Het volgende recept komt uit het boek
Recettes pour bien vivre. Het blijft trouwens leuk koken uit dit boekje. In de omschrijving staat: serveer (op een warme dag) de koude visjes uit de marinade met een schep pistou, tomatensla en lekker brood. Hoe toepasselijk, deze haakjes want als ik op warm weer ga rekenen kan ik zolangzamerhand wachten tot ik een ons weeg en dus aten wij dit -Bart, Iris en ik-, terwijl de regen kletterde tegen de ruiten. Ik vond zelf: voor herhaling vatbaar.
In het recept voor vier personen werd uitgegaan van acht kleine mulletjes maar ik nam er vier omdat dit niet het enige was wat we zouden eten. Die kleine mulletjes heb ik laten fileren bij de visboer op de Albert Cuypmarkt maar dat nam niet weg dat ik thuis nog elke filet met een pincet moest nalopen. Daar ga ik volgende keer wel wat van zeggen, want dan kan ik net zo goed zelf de vissen fileren.
Enfin, verder heb je nodig: 1 ui, 1 stengel bleekselderij en 1 wortel (alle drie fijngehakt), 1 groot glas witte wijn, 1 theelepel rode wijnazijn, 1 takje peterselie, 1 laurierblad, 1 takje tijm, enkele peperkorrels en zout.

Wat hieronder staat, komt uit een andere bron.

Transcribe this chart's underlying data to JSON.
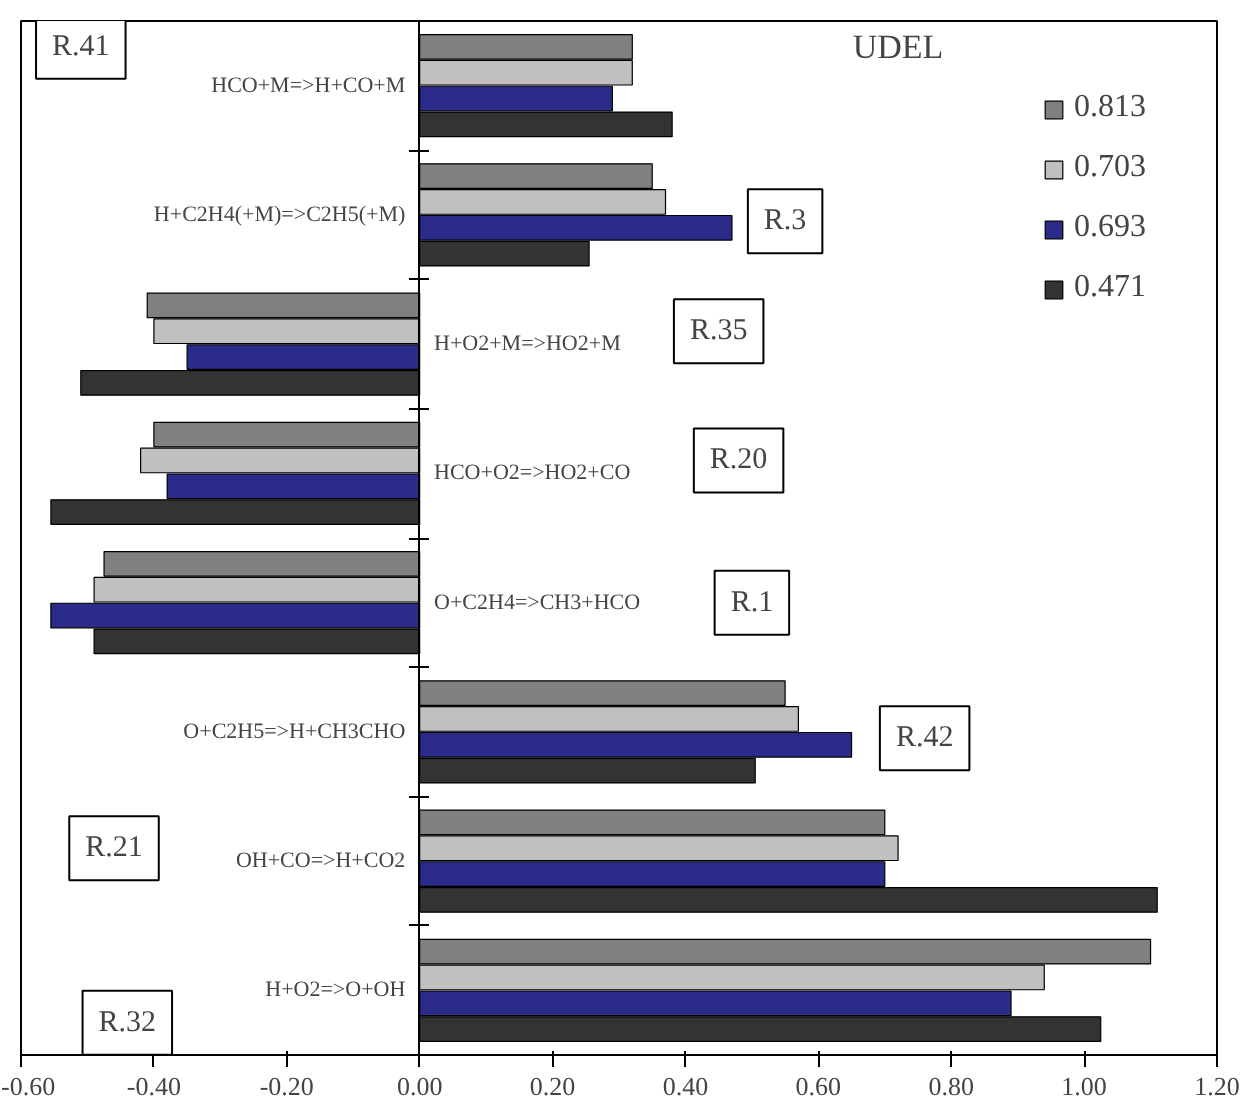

De beschrijving vond ik niet geheel duidelijk en ik deed het als volgt. Doe alle ingrediënten (behalve de vis) in een pan en laat dit mengsel (voeg eventueel wat water toe) een half uur op het vuur zachtjes koken. Doe daarna de visfilets in de pan en pocheer deze vier minuten in het vocht. Haal de pan van de hittebron en laat de filets in het vocht afkoelen en zet daarna de pan in de koelkast zodat de visjes door en door koud worden. Schik de visjes op een schaal en serveer met pistou (4 el olijfolie, sap van halve citroen, 4 takken basilicum, 1 tak dragon, 4 sprieten bieslook, 1 teen knoflook, zout en peper). Echt lekker!